Visit of, to, or at a research department?

A non-native speaker needs help with the following phrase to be used in the acknowledgments section of a research paper:

"Parts of the this research were conducted during a visit of the International Law Group of Kalamazoo Law School."

All authors of the paper visited that place. I'm especially not sure whether it should be "visit of", "visit to" or "visit at". The length of the visit in question was six months.

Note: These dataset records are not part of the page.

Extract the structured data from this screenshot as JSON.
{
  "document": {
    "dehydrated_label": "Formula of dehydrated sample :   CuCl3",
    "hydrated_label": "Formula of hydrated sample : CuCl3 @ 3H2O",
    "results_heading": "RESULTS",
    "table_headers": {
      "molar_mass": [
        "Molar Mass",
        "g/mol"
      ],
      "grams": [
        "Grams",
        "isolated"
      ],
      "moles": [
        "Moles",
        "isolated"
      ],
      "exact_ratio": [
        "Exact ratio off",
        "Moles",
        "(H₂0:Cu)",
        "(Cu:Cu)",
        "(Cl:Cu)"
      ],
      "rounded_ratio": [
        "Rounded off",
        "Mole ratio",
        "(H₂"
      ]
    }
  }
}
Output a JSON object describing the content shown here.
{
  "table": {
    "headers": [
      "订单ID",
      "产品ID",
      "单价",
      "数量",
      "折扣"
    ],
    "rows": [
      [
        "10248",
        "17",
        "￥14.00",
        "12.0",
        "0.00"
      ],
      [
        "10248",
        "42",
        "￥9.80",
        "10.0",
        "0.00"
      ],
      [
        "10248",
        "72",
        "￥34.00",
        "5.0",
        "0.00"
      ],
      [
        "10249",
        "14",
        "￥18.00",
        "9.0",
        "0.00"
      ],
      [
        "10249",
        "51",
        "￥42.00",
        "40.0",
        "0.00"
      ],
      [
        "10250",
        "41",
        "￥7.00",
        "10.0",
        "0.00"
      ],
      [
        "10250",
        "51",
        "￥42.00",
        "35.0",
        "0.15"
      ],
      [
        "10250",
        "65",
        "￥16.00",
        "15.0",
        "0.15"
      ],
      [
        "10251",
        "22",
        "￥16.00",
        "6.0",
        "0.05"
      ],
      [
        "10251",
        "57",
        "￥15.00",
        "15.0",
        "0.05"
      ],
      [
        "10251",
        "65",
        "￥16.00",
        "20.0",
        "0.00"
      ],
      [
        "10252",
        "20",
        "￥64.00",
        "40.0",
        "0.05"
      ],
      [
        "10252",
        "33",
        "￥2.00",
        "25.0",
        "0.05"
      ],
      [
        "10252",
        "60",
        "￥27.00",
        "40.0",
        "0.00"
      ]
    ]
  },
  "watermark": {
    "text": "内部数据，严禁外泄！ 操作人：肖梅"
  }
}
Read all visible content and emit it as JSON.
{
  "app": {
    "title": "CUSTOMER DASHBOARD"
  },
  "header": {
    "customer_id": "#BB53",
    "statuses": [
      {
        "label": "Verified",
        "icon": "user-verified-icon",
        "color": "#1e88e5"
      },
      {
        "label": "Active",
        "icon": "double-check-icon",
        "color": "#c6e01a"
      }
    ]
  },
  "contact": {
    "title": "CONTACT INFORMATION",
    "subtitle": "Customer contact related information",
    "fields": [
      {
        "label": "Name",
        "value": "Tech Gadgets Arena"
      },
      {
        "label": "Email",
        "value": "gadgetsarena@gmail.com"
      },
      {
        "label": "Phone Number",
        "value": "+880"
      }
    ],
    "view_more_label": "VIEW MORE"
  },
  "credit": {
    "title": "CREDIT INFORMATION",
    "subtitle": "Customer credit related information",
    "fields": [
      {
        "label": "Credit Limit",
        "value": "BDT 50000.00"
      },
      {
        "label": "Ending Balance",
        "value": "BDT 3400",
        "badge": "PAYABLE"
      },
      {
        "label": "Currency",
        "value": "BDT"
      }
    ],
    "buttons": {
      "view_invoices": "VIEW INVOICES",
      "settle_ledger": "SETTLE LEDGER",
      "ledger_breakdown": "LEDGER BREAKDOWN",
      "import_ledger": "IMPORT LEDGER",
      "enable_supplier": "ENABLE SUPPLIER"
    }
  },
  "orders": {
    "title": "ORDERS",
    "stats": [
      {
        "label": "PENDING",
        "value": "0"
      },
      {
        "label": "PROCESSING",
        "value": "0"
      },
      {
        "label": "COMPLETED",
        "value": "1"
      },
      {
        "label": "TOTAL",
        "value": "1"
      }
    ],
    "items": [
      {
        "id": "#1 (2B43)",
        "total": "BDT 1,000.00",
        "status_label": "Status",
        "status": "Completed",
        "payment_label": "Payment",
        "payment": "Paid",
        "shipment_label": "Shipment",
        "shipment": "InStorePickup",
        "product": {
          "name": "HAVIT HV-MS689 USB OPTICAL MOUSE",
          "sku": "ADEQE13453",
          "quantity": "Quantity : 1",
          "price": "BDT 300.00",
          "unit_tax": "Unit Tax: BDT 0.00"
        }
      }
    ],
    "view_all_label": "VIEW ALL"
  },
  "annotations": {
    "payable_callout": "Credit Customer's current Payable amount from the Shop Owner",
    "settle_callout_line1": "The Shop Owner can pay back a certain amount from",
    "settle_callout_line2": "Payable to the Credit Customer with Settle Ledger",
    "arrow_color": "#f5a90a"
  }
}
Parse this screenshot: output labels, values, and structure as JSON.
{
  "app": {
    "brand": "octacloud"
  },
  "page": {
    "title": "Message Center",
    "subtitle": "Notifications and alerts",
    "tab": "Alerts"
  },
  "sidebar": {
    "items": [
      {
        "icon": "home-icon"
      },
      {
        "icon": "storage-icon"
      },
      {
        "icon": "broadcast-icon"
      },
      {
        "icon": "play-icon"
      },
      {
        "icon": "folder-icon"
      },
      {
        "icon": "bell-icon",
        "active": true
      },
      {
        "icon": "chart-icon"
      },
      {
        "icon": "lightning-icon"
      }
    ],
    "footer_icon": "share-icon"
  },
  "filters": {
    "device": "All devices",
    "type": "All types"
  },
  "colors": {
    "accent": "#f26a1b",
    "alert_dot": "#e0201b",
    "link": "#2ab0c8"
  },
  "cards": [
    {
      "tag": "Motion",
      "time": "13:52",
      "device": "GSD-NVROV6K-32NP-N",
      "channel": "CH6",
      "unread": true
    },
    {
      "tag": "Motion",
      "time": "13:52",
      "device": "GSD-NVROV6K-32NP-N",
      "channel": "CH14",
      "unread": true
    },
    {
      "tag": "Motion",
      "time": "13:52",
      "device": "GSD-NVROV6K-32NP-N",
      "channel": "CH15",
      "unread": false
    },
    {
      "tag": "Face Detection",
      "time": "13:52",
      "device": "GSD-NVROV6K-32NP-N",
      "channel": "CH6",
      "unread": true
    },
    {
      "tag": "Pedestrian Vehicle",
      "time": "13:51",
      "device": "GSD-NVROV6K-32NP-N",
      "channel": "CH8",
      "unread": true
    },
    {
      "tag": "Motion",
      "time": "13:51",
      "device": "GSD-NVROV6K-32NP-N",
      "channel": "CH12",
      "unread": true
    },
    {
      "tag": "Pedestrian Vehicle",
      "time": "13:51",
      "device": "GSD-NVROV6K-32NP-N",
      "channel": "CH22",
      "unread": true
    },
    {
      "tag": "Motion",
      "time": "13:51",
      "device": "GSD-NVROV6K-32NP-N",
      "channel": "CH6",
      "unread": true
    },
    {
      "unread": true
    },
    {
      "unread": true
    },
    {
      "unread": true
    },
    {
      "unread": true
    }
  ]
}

Maybe I haven't even listed the correct option.


Solution 1:

You can write

Parts of this research were conducted during a visit to the International Law Group of Kalamazoo Law School.

In general, you can pay a visit to a person or a place.

Solution 2:

I would simply go with "This work was conducted in part at the International Law Group of Kalamazoo Law School."

Solution 3:

Visit of sounds like it should be followed by who was doing the visit, for example:

The visit of the president went flawlessly, the president is safe.

Visit at and visit to both sound fine to me, with the minor difference that one of them implies the distance traveled, like in the following examples:

I went to Europe last year. = My visit to Europe last year was great.

versus

I was in Europe last year. = My visit in Europe last year was great.

It's difficult to determine which of these you need in your sentence, as you haven't provided enough context, but what you've currently got there seems correct, apart from a minor article mistake:

Parts of the this research were conducted during a visit to the International Law Group of Kalamazoo Law School.